Information and Measurements

Saturday, 15 February 2014
Water Tower (Hyatt Regency Chicago)
Steven Girvin , Yale University, New Haven, CT
The topic of measurements, information and measurement ‘back-action’ in quantum mechanics was endlessly confusing to the founders of the field who were forced to argue with each other solely in terms of ‘gedanken’ experiments.   The fantastic progress that has occurred in recent years means that we must face this confusion head on.  Yesterday’s gedanken experiments are today’s real experiments and these exquisitely precise results are putting our understanding of all the twists and turns of quantum measurements to the test.  As just one example, it is now possible to use optical techniques to measure the position of a macroscopic mirror with an uncertainty less than the diameter of a single proton!  However if we try to measure with even greater precision, the results actually become less certain rather than more certain. 

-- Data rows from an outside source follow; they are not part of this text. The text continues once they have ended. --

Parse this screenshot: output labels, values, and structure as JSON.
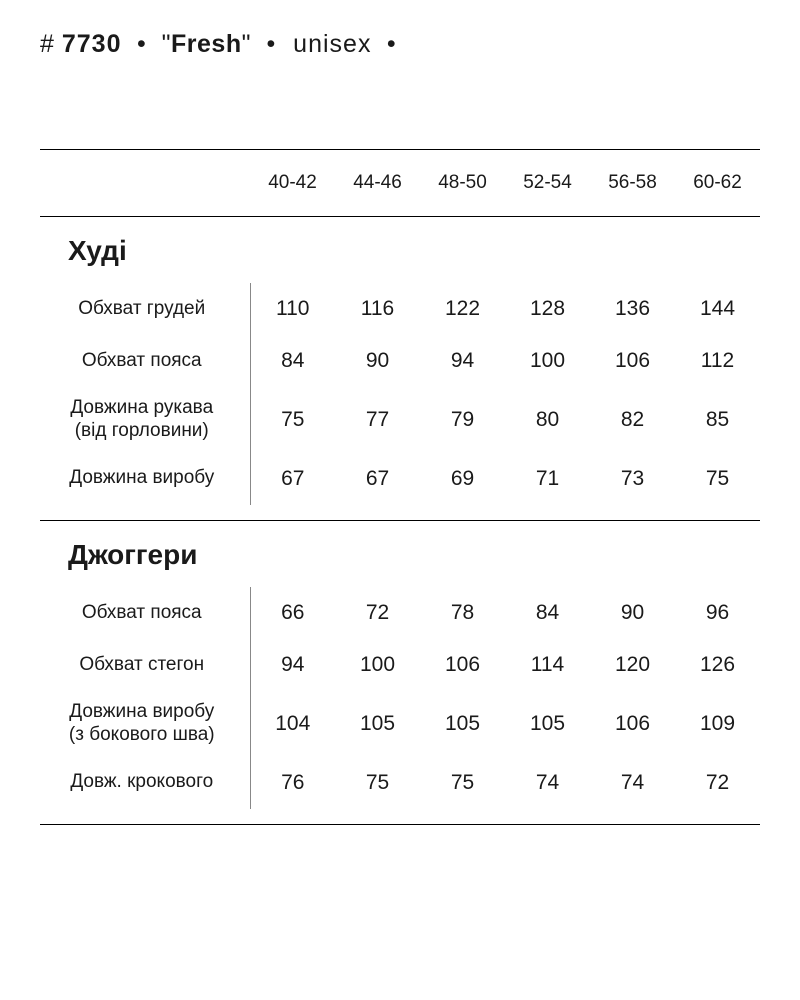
{
  "header": {
    "hash": "#",
    "number": "7730",
    "bullet": "•",
    "quote_open": "\"",
    "name": "Fresh",
    "quote_close": "\"",
    "unisex": "unisex"
  },
  "sizes": [
    "40-42",
    "44-46",
    "48-50",
    "52-54",
    "56-58",
    "60-62"
  ],
  "section1": {
    "title": "Худі",
    "rows": [
      {
        "label": "Обхват грудей",
        "sub": "",
        "values": [
          "110",
          "116",
          "122",
          "128",
          "136",
          "144"
        ]
      },
      {
        "label": "Обхват пояса",
        "sub": "",
        "values": [
          "84",
          "90",
          "94",
          "100",
          "106",
          "112"
        ]
      },
      {
        "label": "Довжина рукава",
        "sub": "(від горловини)",
        "values": [
          "75",
          "77",
          "79",
          "80",
          "82",
          "85"
        ]
      },
      {
        "label": "Довжина виробу",
        "sub": "",
        "values": [
          "67",
          "67",
          "69",
          "71",
          "73",
          "75"
        ]
      }
    ]
  },
  "section2": {
    "title": "Джоггери",
    "rows": [
      {
        "label": "Обхват пояса",
        "sub": "",
        "values": [
          "66",
          "72",
          "78",
          "84",
          "90",
          "96"
        ]
      },
      {
        "label": "Обхват стегон",
        "sub": "",
        "values": [
          "94",
          "100",
          "106",
          "114",
          "120",
          "126"
        ]
      },
      {
        "label": "Довжина виробу",
        "sub": "(з бокового шва)",
        "values": [
          "104",
          "105",
          "105",
          "105",
          "106",
          "109"
        ]
      },
      {
        "label": "Довж. крокового",
        "sub": "",
        "values": [
          "76",
          "75",
          "75",
          "74",
          "74",
          "72"
        ]
      }
    ]
  },
  "colors": {
    "text": "#1a1a1a",
    "rule": "#000000",
    "divider": "#888888",
    "background": "#ffffff"
  },
  "typography": {
    "header_fontsize": 25,
    "section_title_fontsize": 28,
    "size_head_fontsize": 19,
    "row_label_fontsize": 19,
    "sublabel_fontsize": 17,
    "cell_fontsize": 21
  }
}
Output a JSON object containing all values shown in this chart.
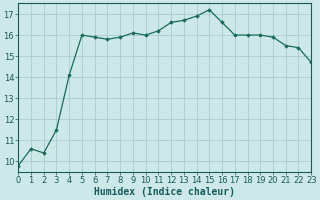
{
  "x": [
    0,
    1,
    2,
    3,
    4,
    5,
    6,
    7,
    8,
    9,
    10,
    11,
    12,
    13,
    14,
    15,
    16,
    17,
    18,
    19,
    20,
    21,
    22,
    23
  ],
  "y": [
    9.8,
    10.6,
    10.4,
    11.5,
    14.1,
    16.0,
    15.9,
    15.8,
    15.9,
    16.1,
    16.0,
    16.2,
    16.6,
    16.7,
    16.9,
    17.2,
    16.6,
    16.0,
    16.0,
    16.0,
    15.9,
    15.5,
    15.4,
    14.7
  ],
  "xlim": [
    0,
    23
  ],
  "ylim": [
    9.5,
    17.5
  ],
  "yticks": [
    10,
    11,
    12,
    13,
    14,
    15,
    16,
    17
  ],
  "xticks": [
    0,
    1,
    2,
    3,
    4,
    5,
    6,
    7,
    8,
    9,
    10,
    11,
    12,
    13,
    14,
    15,
    16,
    17,
    18,
    19,
    20,
    21,
    22,
    23
  ],
  "xlabel": "Humidex (Indice chaleur)",
  "line_color": "#1a6b5a",
  "marker": "D",
  "marker_size": 1.8,
  "bg_color": "#cde8e8",
  "grid_color": "#a0c8c8",
  "line_width": 0.9,
  "tick_fontsize": 6.0,
  "xlabel_fontsize": 7.0,
  "xlabel_bold": true
}
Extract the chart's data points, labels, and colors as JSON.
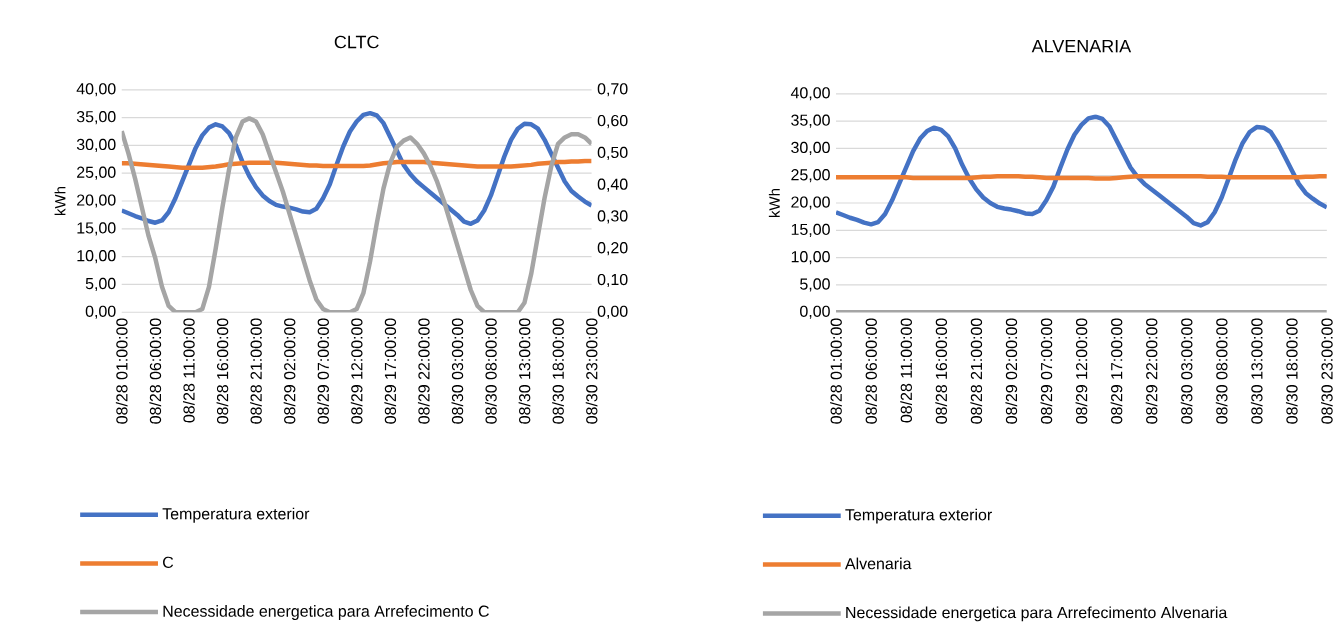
{
  "chart_data": [
    {
      "type": "line",
      "title": "CLTC",
      "ylabel": "kWh",
      "categories": [
        "08/28  01:00:00",
        null,
        null,
        null,
        null,
        "08/28  06:00:00",
        null,
        null,
        null,
        null,
        "08/28  11:00:00",
        null,
        null,
        null,
        null,
        "08/28  16:00:00",
        null,
        null,
        null,
        null,
        "08/28  21:00:00",
        null,
        null,
        null,
        null,
        "08/29  02:00:00",
        null,
        null,
        null,
        null,
        "08/29  07:00:00",
        null,
        null,
        null,
        null,
        "08/29  12:00:00",
        null,
        null,
        null,
        null,
        "08/29  17:00:00",
        null,
        null,
        null,
        null,
        "08/29  22:00:00",
        null,
        null,
        null,
        null,
        "08/30  03:00:00",
        null,
        null,
        null,
        null,
        "08/30  08:00:00",
        null,
        null,
        null,
        null,
        "08/30  13:00:00",
        null,
        null,
        null,
        null,
        "08/30  18:00:00",
        null,
        null,
        null,
        null,
        "08/30  23:00:00"
      ],
      "series": [
        {
          "name": "Temperatura exterior",
          "color": "#4472c4",
          "values": [
            18.3,
            17.8,
            17.3,
            16.9,
            16.4,
            16.1,
            16.5,
            18.0,
            20.5,
            23.5,
            26.5,
            29.5,
            31.8,
            33.2,
            33.8,
            33.4,
            32.2,
            30.0,
            27.0,
            24.5,
            22.5,
            21.0,
            20.0,
            19.3,
            19.0,
            18.8,
            18.5,
            18.1,
            18.0,
            18.6,
            20.5,
            23.0,
            26.5,
            29.8,
            32.5,
            34.3,
            35.5,
            35.8,
            35.4,
            34.0,
            31.5,
            29.0,
            26.5,
            24.8,
            23.5,
            22.5,
            21.5,
            20.5,
            19.5,
            18.5,
            17.5,
            16.3,
            15.9,
            16.5,
            18.3,
            21.0,
            24.5,
            28.0,
            31.0,
            33.0,
            33.9,
            33.8,
            33.0,
            31.0,
            28.5,
            26.0,
            23.5,
            21.8,
            20.8,
            19.9,
            19.2
          ]
        },
        {
          "name": "C",
          "color": "#ed7d31",
          "values": [
            26.8,
            26.8,
            26.7,
            26.6,
            26.5,
            26.4,
            26.3,
            26.2,
            26.1,
            26.0,
            26.0,
            26.0,
            26.0,
            26.1,
            26.2,
            26.4,
            26.6,
            26.7,
            26.8,
            26.9,
            26.9,
            26.9,
            26.9,
            26.9,
            26.8,
            26.7,
            26.6,
            26.5,
            26.4,
            26.4,
            26.3,
            26.3,
            26.3,
            26.3,
            26.3,
            26.3,
            26.3,
            26.4,
            26.6,
            26.8,
            26.9,
            27.0,
            27.0,
            27.0,
            27.0,
            27.0,
            26.9,
            26.8,
            26.7,
            26.6,
            26.5,
            26.4,
            26.3,
            26.2,
            26.2,
            26.2,
            26.2,
            26.2,
            26.2,
            26.3,
            26.4,
            26.5,
            26.7,
            26.8,
            26.9,
            27.0,
            27.0,
            27.1,
            27.1,
            27.2,
            27.2
          ]
        },
        {
          "name": "Necessidade energetica para Arrefecimento C",
          "color": "#a5a5a5",
          "axis": "y2",
          "values": [
            0.57,
            0.5,
            0.42,
            0.33,
            0.24,
            0.17,
            0.08,
            0.02,
            0,
            0,
            0,
            0,
            0.01,
            0.08,
            0.2,
            0.33,
            0.45,
            0.55,
            0.6,
            0.61,
            0.6,
            0.56,
            0.5,
            0.44,
            0.38,
            0.31,
            0.24,
            0.17,
            0.1,
            0.04,
            0.01,
            0,
            0,
            0,
            0,
            0.01,
            0.06,
            0.16,
            0.28,
            0.39,
            0.47,
            0.52,
            0.54,
            0.55,
            0.53,
            0.5,
            0.46,
            0.41,
            0.35,
            0.28,
            0.21,
            0.14,
            0.07,
            0.02,
            0,
            0,
            0,
            0,
            0,
            0,
            0.03,
            0.12,
            0.24,
            0.36,
            0.46,
            0.53,
            0.55,
            0.56,
            0.56,
            0.55,
            0.53
          ]
        }
      ],
      "ylim": [
        0,
        40
      ],
      "yticks": [
        {
          "value": 0,
          "label": "0,00"
        },
        {
          "value": 5,
          "label": "5,00"
        },
        {
          "value": 10,
          "label": "10,00"
        },
        {
          "value": 15,
          "label": "15,00"
        },
        {
          "value": 20,
          "label": "20,00"
        },
        {
          "value": 25,
          "label": "25,00"
        },
        {
          "value": 30,
          "label": "30,00"
        },
        {
          "value": 35,
          "label": "35,00"
        },
        {
          "value": 40,
          "label": "40,00"
        }
      ],
      "y2lim": [
        0,
        0.7
      ],
      "y2ticks": [
        {
          "value": 0,
          "label": "0,00"
        },
        {
          "value": 0.1,
          "label": "0,10"
        },
        {
          "value": 0.2,
          "label": "0,20"
        },
        {
          "value": 0.3,
          "label": "0,30"
        },
        {
          "value": 0.4,
          "label": "0,40"
        },
        {
          "value": 0.5,
          "label": "0,50"
        },
        {
          "value": 0.6,
          "label": "0,60"
        },
        {
          "value": 0.7,
          "label": "0,70"
        }
      ],
      "grid": "y",
      "legend": "bottom",
      "marker": "none",
      "line_style": "solid"
    },
    {
      "type": "line",
      "title": "ALVENARIA",
      "ylabel": "kWh",
      "categories": [
        "08/28  01:00:00",
        null,
        null,
        null,
        null,
        "08/28  06:00:00",
        null,
        null,
        null,
        null,
        "08/28  11:00:00",
        null,
        null,
        null,
        null,
        "08/28  16:00:00",
        null,
        null,
        null,
        null,
        "08/28  21:00:00",
        null,
        null,
        null,
        null,
        "08/29  02:00:00",
        null,
        null,
        null,
        null,
        "08/29  07:00:00",
        null,
        null,
        null,
        null,
        "08/29  12:00:00",
        null,
        null,
        null,
        null,
        "08/29  17:00:00",
        null,
        null,
        null,
        null,
        "08/29  22:00:00",
        null,
        null,
        null,
        null,
        "08/30  03:00:00",
        null,
        null,
        null,
        null,
        "08/30  08:00:00",
        null,
        null,
        null,
        null,
        "08/30  13:00:00",
        null,
        null,
        null,
        null,
        "08/30  18:00:00",
        null,
        null,
        null,
        null,
        "08/30  23:00:00"
      ],
      "series": [
        {
          "name": "Temperatura exterior",
          "color": "#4472c4",
          "values": [
            18.3,
            17.8,
            17.3,
            16.9,
            16.4,
            16.1,
            16.5,
            18.0,
            20.5,
            23.5,
            26.5,
            29.5,
            31.8,
            33.2,
            33.8,
            33.4,
            32.2,
            30.0,
            27.0,
            24.5,
            22.5,
            21.0,
            20.0,
            19.3,
            19.0,
            18.8,
            18.5,
            18.1,
            18.0,
            18.6,
            20.5,
            23.0,
            26.5,
            29.8,
            32.5,
            34.3,
            35.5,
            35.8,
            35.4,
            34.0,
            31.5,
            29.0,
            26.5,
            24.8,
            23.5,
            22.5,
            21.5,
            20.5,
            19.5,
            18.5,
            17.5,
            16.3,
            15.9,
            16.5,
            18.3,
            21.0,
            24.5,
            28.0,
            31.0,
            33.0,
            33.9,
            33.8,
            33.0,
            31.0,
            28.5,
            26.0,
            23.5,
            21.8,
            20.8,
            19.9,
            19.2
          ]
        },
        {
          "name": "Alvenaria",
          "color": "#ed7d31",
          "values": [
            24.7,
            24.7,
            24.7,
            24.7,
            24.7,
            24.7,
            24.7,
            24.7,
            24.7,
            24.7,
            24.7,
            24.6,
            24.6,
            24.6,
            24.6,
            24.6,
            24.6,
            24.6,
            24.6,
            24.6,
            24.7,
            24.8,
            24.8,
            24.9,
            24.9,
            24.9,
            24.9,
            24.8,
            24.8,
            24.7,
            24.6,
            24.6,
            24.6,
            24.6,
            24.6,
            24.6,
            24.6,
            24.5,
            24.5,
            24.5,
            24.6,
            24.7,
            24.8,
            24.9,
            24.9,
            24.9,
            24.9,
            24.9,
            24.9,
            24.9,
            24.9,
            24.9,
            24.9,
            24.8,
            24.8,
            24.8,
            24.7,
            24.7,
            24.7,
            24.7,
            24.7,
            24.7,
            24.7,
            24.7,
            24.7,
            24.7,
            24.7,
            24.8,
            24.8,
            24.9,
            24.9
          ]
        },
        {
          "name": "Necessidade energetica para Arrefecimento Alvenaria",
          "color": "#a5a5a5",
          "values": [
            0,
            0,
            0,
            0,
            0,
            0,
            0,
            0,
            0,
            0,
            0,
            0,
            0,
            0,
            0,
            0,
            0,
            0,
            0,
            0,
            0,
            0,
            0,
            0,
            0,
            0,
            0,
            0,
            0,
            0,
            0,
            0,
            0,
            0,
            0,
            0,
            0,
            0,
            0,
            0,
            0,
            0,
            0,
            0,
            0,
            0,
            0,
            0,
            0,
            0,
            0,
            0,
            0,
            0,
            0,
            0,
            0,
            0,
            0,
            0,
            0,
            0,
            0,
            0,
            0,
            0,
            0,
            0,
            0,
            0,
            0
          ]
        }
      ],
      "ylim": [
        0,
        40
      ],
      "yticks": [
        {
          "value": 0,
          "label": "0,00"
        },
        {
          "value": 5,
          "label": "5,00"
        },
        {
          "value": 10,
          "label": "10,00"
        },
        {
          "value": 15,
          "label": "15,00"
        },
        {
          "value": 20,
          "label": "20,00"
        },
        {
          "value": 25,
          "label": "25,00"
        },
        {
          "value": 30,
          "label": "30,00"
        },
        {
          "value": 35,
          "label": "35,00"
        },
        {
          "value": 40,
          "label": "40,00"
        }
      ],
      "grid": "y",
      "legend": "bottom",
      "marker": "none",
      "line_style": "solid"
    }
  ]
}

The last two decades have witnessed a revolution in our understanding of the role of information in quantum mechanics and have led to the notion of the quantum computer.  Similarly we now better understand the flow of information that occurs when measurements are made and we understand in a precise sense that ideal quantum measurements are ones that do not waste any information.  Finally we now understand that it is not just the experimentalist who makes intentional measurements but any ‘observer’ including the environment surrounding a quantum system.     The quantum coherence that is essential for the operation of any quantum computer is maintained only as long as no information is lost to the environment.

This talk will present a simple introductory tutorial on how real measurements work by entangling the state of the quantum system with the state of the measurement apparatus.  This will allow us to understand and how the choice of what is measured affects the state of the quantum system being observed.